Simple zero of complex orthogonal polynomials

Question

Let $\mu$ a positive measure on $\Omega\subset\mathbb{C}$ and we assume that all moment of $\mu$ exists (i.e) for all $i,j\in \mathbb{N}$ $$ \int_\Omega z^i\bar{z}^j d\mu(z)\in\mathbb{C} $$ So on $\mathbb{C}[Z,\bar{Z}]$ we consider the inner product $$ <P,Q>=\int_\Omega P\bar{Q} d\mu(z) $$ and since all polynomials are integrable we can construct a family of orthogonal polynomials $(P_n)_n$ by Gram-Schmidt process so my question is if each of $P_n$ will have simple roots, Or what we can say about zero of $P_n$ ?

Answer 1

First, you have to specify the support. If the support is a finite set with $n$ points then the monic orthogonal polynomials for $\mu$ of degree greater than $n$ are not unique although they are well-defined in $\mathcal{L}^2(\mu)$.

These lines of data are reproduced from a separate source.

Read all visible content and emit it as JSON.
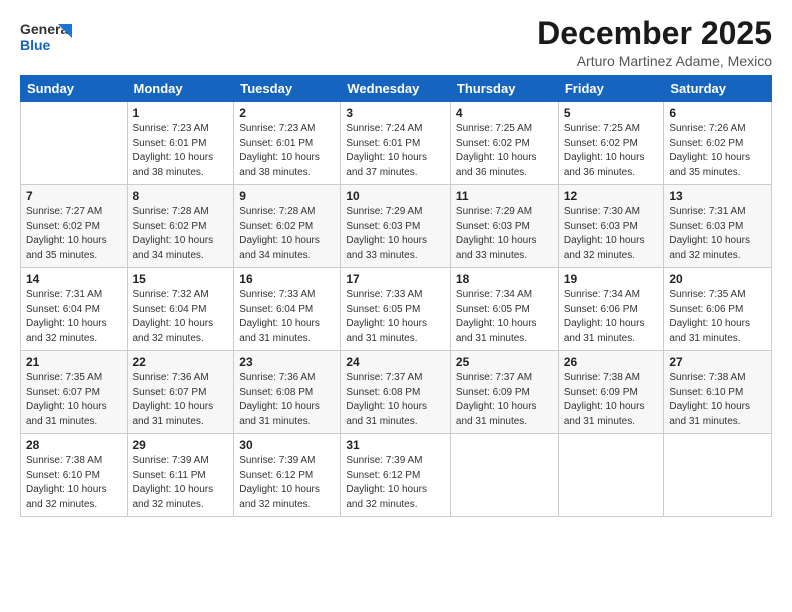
{
  "logo": {
    "line1": "General",
    "line2": "Blue"
  },
  "title": "December 2025",
  "location": "Arturo Martinez Adame, Mexico",
  "days_header": [
    "Sunday",
    "Monday",
    "Tuesday",
    "Wednesday",
    "Thursday",
    "Friday",
    "Saturday"
  ],
  "weeks": [
    [
      {
        "day": "",
        "info": ""
      },
      {
        "day": "1",
        "info": "Sunrise: 7:23 AM\nSunset: 6:01 PM\nDaylight: 10 hours\nand 38 minutes."
      },
      {
        "day": "2",
        "info": "Sunrise: 7:23 AM\nSunset: 6:01 PM\nDaylight: 10 hours\nand 38 minutes."
      },
      {
        "day": "3",
        "info": "Sunrise: 7:24 AM\nSunset: 6:01 PM\nDaylight: 10 hours\nand 37 minutes."
      },
      {
        "day": "4",
        "info": "Sunrise: 7:25 AM\nSunset: 6:02 PM\nDaylight: 10 hours\nand 36 minutes."
      },
      {
        "day": "5",
        "info": "Sunrise: 7:25 AM\nSunset: 6:02 PM\nDaylight: 10 hours\nand 36 minutes."
      },
      {
        "day": "6",
        "info": "Sunrise: 7:26 AM\nSunset: 6:02 PM\nDaylight: 10 hours\nand 35 minutes."
      }
    ],
    [
      {
        "day": "7",
        "info": "Sunrise: 7:27 AM\nSunset: 6:02 PM\nDaylight: 10 hours\nand 35 minutes."
      },
      {
        "day": "8",
        "info": "Sunrise: 7:28 AM\nSunset: 6:02 PM\nDaylight: 10 hours\nand 34 minutes."
      },
      {
        "day": "9",
        "info": "Sunrise: 7:28 AM\nSunset: 6:02 PM\nDaylight: 10 hours\nand 34 minutes."
      },
      {
        "day": "10",
        "info": "Sunrise: 7:29 AM\nSunset: 6:03 PM\nDaylight: 10 hours\nand 33 minutes."
      },
      {
        "day": "11",
        "info": "Sunrise: 7:29 AM\nSunset: 6:03 PM\nDaylight: 10 hours\nand 33 minutes."
      },
      {
        "day": "12",
        "info": "Sunrise: 7:30 AM\nSunset: 6:03 PM\nDaylight: 10 hours\nand 32 minutes."
      },
      {
        "day": "13",
        "info": "Sunrise: 7:31 AM\nSunset: 6:03 PM\nDaylight: 10 hours\nand 32 minutes."
      }
    ],
    [
      {
        "day": "14",
        "info": "Sunrise: 7:31 AM\nSunset: 6:04 PM\nDaylight: 10 hours\nand 32 minutes."
      },
      {
        "day": "15",
        "info": "Sunrise: 7:32 AM\nSunset: 6:04 PM\nDaylight: 10 hours\nand 32 minutes."
      },
      {
        "day": "16",
        "info": "Sunrise: 7:33 AM\nSunset: 6:04 PM\nDaylight: 10 hours\nand 31 minutes."
      },
      {
        "day": "17",
        "info": "Sunrise: 7:33 AM\nSunset: 6:05 PM\nDaylight: 10 hours\nand 31 minutes."
      },
      {
        "day": "18",
        "info": "Sunrise: 7:34 AM\nSunset: 6:05 PM\nDaylight: 10 hours\nand 31 minutes."
      },
      {
        "day": "19",
        "info": "Sunrise: 7:34 AM\nSunset: 6:06 PM\nDaylight: 10 hours\nand 31 minutes."
      },
      {
        "day": "20",
        "info": "Sunrise: 7:35 AM\nSunset: 6:06 PM\nDaylight: 10 hours\nand 31 minutes."
      }
    ],
    [
      {
        "day": "21",
        "info": "Sunrise: 7:35 AM\nSunset: 6:07 PM\nDaylight: 10 hours\nand 31 minutes."
      },
      {
        "day": "22",
        "info": "Sunrise: 7:36 AM\nSunset: 6:07 PM\nDaylight: 10 hours\nand 31 minutes."
      },
      {
        "day": "23",
        "info": "Sunrise: 7:36 AM\nSunset: 6:08 PM\nDaylight: 10 hours\nand 31 minutes."
      },
      {
        "day": "24",
        "info": "Sunrise: 7:37 AM\nSunset: 6:08 PM\nDaylight: 10 hours\nand 31 minutes."
      },
      {
        "day": "25",
        "info": "Sunrise: 7:37 AM\nSunset: 6:09 PM\nDaylight: 10 hours\nand 31 minutes."
      },
      {
        "day": "26",
        "info": "Sunrise: 7:38 AM\nSunset: 6:09 PM\nDaylight: 10 hours\nand 31 minutes."
      },
      {
        "day": "27",
        "info": "Sunrise: 7:38 AM\nSunset: 6:10 PM\nDaylight: 10 hours\nand 31 minutes."
      }
    ],
    [
      {
        "day": "28",
        "info": "Sunrise: 7:38 AM\nSunset: 6:10 PM\nDaylight: 10 hours\nand 32 minutes."
      },
      {
        "day": "29",
        "info": "Sunrise: 7:39 AM\nSunset: 6:11 PM\nDaylight: 10 hours\nand 32 minutes."
      },
      {
        "day": "30",
        "info": "Sunrise: 7:39 AM\nSunset: 6:12 PM\nDaylight: 10 hours\nand 32 minutes."
      },
      {
        "day": "31",
        "info": "Sunrise: 7:39 AM\nSunset: 6:12 PM\nDaylight: 10 hours\nand 32 minutes."
      },
      {
        "day": "",
        "info": ""
      },
      {
        "day": "",
        "info": ""
      },
      {
        "day": "",
        "info": ""
      }
    ]
  ]
}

Let us assume for the simplicity that the $\mu$ is a finite Borel measure with infinite and compact support in $\mathbb{C}$. Hence your assumptions hold. If the support lies on $\mathbb{R}$ then the zeros are simple and real. This can be found in many introductory books and articles. See for example "Spectral theory and special functions" by Erik Koelink.

There is also a classical example on the unit circle such that $0$ is the only zero of all orthogonal polynomials. You can find it here (18.33.12): http://dlmf.nist.gov/18.33

In general, zeros may or may not be simple. One more point: On the spacing of the zeros on $\mathbb{R}$, there are fresh results showing that they have "fine structure". You can check "Universality and fine zero spacing on general sets" 2009, Arkiv för Math. by V. Totik.